Eplet risk score validation in independent cohorts from liver, lung, and kidney transplantations across two transplant centers Boxplots show the distribution of the DR-ERS (A) and the DQ-ERS (B) values in six distinct cohorts compiled in this study. Participants were stratified into three groups according to their DR-ERS and DQ-ERS tertile values derived from the pediatric living-donor liver transplant cohort for Kaplan-Meier analyses. These analyses confirmed the association between ERS and DSA development in the adult living-donor liver transplant cohort (C and D), lung transplantation cohort (E and F), and kidney transplantation cohort (G and H). Donor-recipient pairs, n = 159 (adult living-donor liver transplant cohort), 333 (lung transplant cohort), and 313 (kidney transplant cohort). p values in the Kaplan-Meier analysis were calculated using the log rank (Mantel-Cox) test, while those for the hazard ratio (HR) were derived via the Wald test in the Cox proportional hazards model. In the boxplots, thick solid lines represent medians, boxes represent interquartile ranges (IQRs), and the error bars extending from the boxes represent the data within 1.5 × IQR. Vertical lines in the Kaplan-Meier plots denote censored cases.

Figure 7

Examination of eplet mismatch immunogenicity in mixed lymphocyte reactions The association between the eplet risk score (ERS) and the activation status of responder CD4⁺ T cells was analyzed. Representative scattergrams are shown in (A), and aggregated scatterplots are shown in (B). Each stimulator-responder pair was analyzed with 3–6 biological replicates. The effect of an anti-55PP antibody (Ab) or an anti-45EV Ab on the percentage of CFSE^low CD4⁺ T cells in the MLR was assessed using a stimulator-responder pair (pair #4, see Table S9). Representative scattergrams are shown in (C), and aggregated data are shown in (D) and (E). Each antibody concentration group was analyzed with 4–12 biological replicates. ∗p < 0.05. p values were determined using the Wilcoxon rank-sum test, which compared the value at 0 ng/mL Ab with those at 1 × 10² and 1 × 10³ ng/mL Ab.

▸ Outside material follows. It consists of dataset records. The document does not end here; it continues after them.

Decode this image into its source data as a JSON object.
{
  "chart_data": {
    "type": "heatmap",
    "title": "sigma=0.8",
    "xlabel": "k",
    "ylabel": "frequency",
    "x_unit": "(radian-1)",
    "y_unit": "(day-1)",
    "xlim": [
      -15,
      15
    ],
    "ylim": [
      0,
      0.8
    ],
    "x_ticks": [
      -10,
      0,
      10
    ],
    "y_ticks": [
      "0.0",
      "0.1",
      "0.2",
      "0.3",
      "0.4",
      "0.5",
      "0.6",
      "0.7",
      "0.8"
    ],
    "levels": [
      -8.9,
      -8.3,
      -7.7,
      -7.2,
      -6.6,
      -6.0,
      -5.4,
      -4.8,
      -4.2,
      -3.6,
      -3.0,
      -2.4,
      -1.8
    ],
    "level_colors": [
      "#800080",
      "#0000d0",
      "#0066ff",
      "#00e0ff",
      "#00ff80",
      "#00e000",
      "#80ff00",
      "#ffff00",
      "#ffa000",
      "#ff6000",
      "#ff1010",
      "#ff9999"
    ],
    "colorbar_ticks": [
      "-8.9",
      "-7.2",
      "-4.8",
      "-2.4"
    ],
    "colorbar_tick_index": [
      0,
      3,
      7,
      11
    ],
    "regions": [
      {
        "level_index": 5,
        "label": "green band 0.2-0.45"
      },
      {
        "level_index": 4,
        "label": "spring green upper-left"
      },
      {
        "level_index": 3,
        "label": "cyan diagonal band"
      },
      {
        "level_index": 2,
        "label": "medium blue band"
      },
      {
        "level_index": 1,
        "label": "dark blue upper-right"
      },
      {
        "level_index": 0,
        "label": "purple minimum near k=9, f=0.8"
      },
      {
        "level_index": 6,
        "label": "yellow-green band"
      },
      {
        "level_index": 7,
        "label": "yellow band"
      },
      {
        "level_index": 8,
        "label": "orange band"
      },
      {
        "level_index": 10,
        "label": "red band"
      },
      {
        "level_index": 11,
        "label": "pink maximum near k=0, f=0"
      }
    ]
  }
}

EMn, the number of eplet mismatches; FSC, forward scatter; stim, stimulator. In the scatterplot shown in (B), large dots represent the median value of each stimulator-responder pair, small dots represent values obtained from each individual experiment, vertical lines represent ranges, and the gray area represents 95% confidence interval (CI) of the regression line. In the bar charts shown in (D) and (E), the top of the bar represents the median value, whereas the points represent values from individual experiments.